Google, Facebook and other tech companies race to develop artificial intelligence

The latest Silicon Valley arms race is a contest to build the best artificial brains. Facebook, Google and other leading tech companies are jockeying to hire top scientists in the field of artificial intelligence, while spending heavily on a quest to make computers think more like people.

They're not building humanoid robots -- not yet, anyway. But a number of tech giants and startups are trying to build computer systems that understand what you want, perhaps before you knew you wanted it.

"It's important to position yourself in this market for the next decade," said Yann LeCunn, a leading New York University researcher hired to run Facebook's new A.I. division in December. "A lot is riding on artificial intelligence and content analysis, and on being smarter about how people and computers interact."

Artificial intelligence programs can already recognize images and translate human speech. Tech researchers want to build systems that can match the human brain's ability to handle more complex challenges -- to intuitively predict traffic conditions while steering automated cars or drones, for example, or to grasp the intent of written texts and spoken messages, so they can better anticipate what kind of information, including ads, their users want to see.

Facebook has recruited several well-regarded A.I. scientists, including one from Google, in recent months.
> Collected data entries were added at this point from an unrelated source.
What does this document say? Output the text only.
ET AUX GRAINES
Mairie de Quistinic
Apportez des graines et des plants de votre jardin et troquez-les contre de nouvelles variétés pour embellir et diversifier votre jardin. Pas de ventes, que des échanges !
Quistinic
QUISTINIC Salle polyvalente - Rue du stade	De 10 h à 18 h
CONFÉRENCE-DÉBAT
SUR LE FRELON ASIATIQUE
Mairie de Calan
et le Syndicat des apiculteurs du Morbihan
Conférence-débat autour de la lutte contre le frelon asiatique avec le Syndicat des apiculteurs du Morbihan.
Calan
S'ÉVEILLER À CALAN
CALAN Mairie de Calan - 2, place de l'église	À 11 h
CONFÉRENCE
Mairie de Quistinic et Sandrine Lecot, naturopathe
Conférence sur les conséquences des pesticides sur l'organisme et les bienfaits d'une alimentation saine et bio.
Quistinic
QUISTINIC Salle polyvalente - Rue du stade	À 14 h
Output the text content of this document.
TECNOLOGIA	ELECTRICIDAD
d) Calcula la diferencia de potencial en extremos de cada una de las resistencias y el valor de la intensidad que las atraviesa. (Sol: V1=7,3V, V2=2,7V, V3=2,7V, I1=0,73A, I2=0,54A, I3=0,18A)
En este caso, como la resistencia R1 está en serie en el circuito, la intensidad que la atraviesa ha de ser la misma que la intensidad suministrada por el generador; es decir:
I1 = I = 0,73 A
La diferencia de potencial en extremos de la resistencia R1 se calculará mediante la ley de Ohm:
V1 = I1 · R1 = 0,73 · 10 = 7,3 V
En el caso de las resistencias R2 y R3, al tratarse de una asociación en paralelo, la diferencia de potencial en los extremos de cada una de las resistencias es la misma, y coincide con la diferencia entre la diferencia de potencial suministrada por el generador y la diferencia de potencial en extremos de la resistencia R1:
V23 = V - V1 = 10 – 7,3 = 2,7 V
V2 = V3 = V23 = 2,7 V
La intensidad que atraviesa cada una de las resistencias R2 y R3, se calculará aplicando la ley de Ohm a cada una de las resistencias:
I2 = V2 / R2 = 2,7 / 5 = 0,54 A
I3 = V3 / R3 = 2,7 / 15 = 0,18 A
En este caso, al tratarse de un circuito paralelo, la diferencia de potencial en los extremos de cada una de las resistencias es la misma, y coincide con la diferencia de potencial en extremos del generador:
Google has been working on artificial intelligence for several years, enlisting prominent researchers such as Stanford's Andrew Ng and the University of Toronto's Geoffrey Hinton to help build computer systems known as "neural networks," which are capable of teaching themselves.

But in a sign it wants to do more, Google paid a reported $400 million in January to buy DeepMind, a British startup said to be working on artificial intelligence for image recognition, e-commerce recommendations and video games. DeepMind had also drawn interest from Facebook. Last month, Facebook CEO Mark Zuckerberg invested personally in Vicarious, a Silicon Valley startup working on software that can recognize -- and draw -- images of animals or other things.

"In the last 18 months, every venture capital firm I know has made at least one investment" in artificial intelligence, robotics or related sectors, said Raj Singh, CEO of Tempo AI, which makes a "smart calendar" mobile app that acts like a personal assistant. Tempo uses technology from SRI, the Menlo Park think tank that developed key elements of Apple's Siri and has spun off several artificial intelligence startups.

Competition among digital personal assistants is especially heated: While each works differently, Tempo is vying with Siri, Google Now and Microsoft's new Cortana. Through a series of upgrades, each has tried to outdo the others in providing reminders and anticipating questions by analyzing relevant data from users' calendars, contact lists and email.

The ultimate goal is something closer to "Samantha," the personable operating system voiced by actress Scarlett Johansson in the film "Her," though it undoubtedly will be more businesslike.

Right now, even Siri fans have voiced frustration with its limitations, including balky silences and nonresponsive answers. But there are signs Apple is working feverishly to improve it.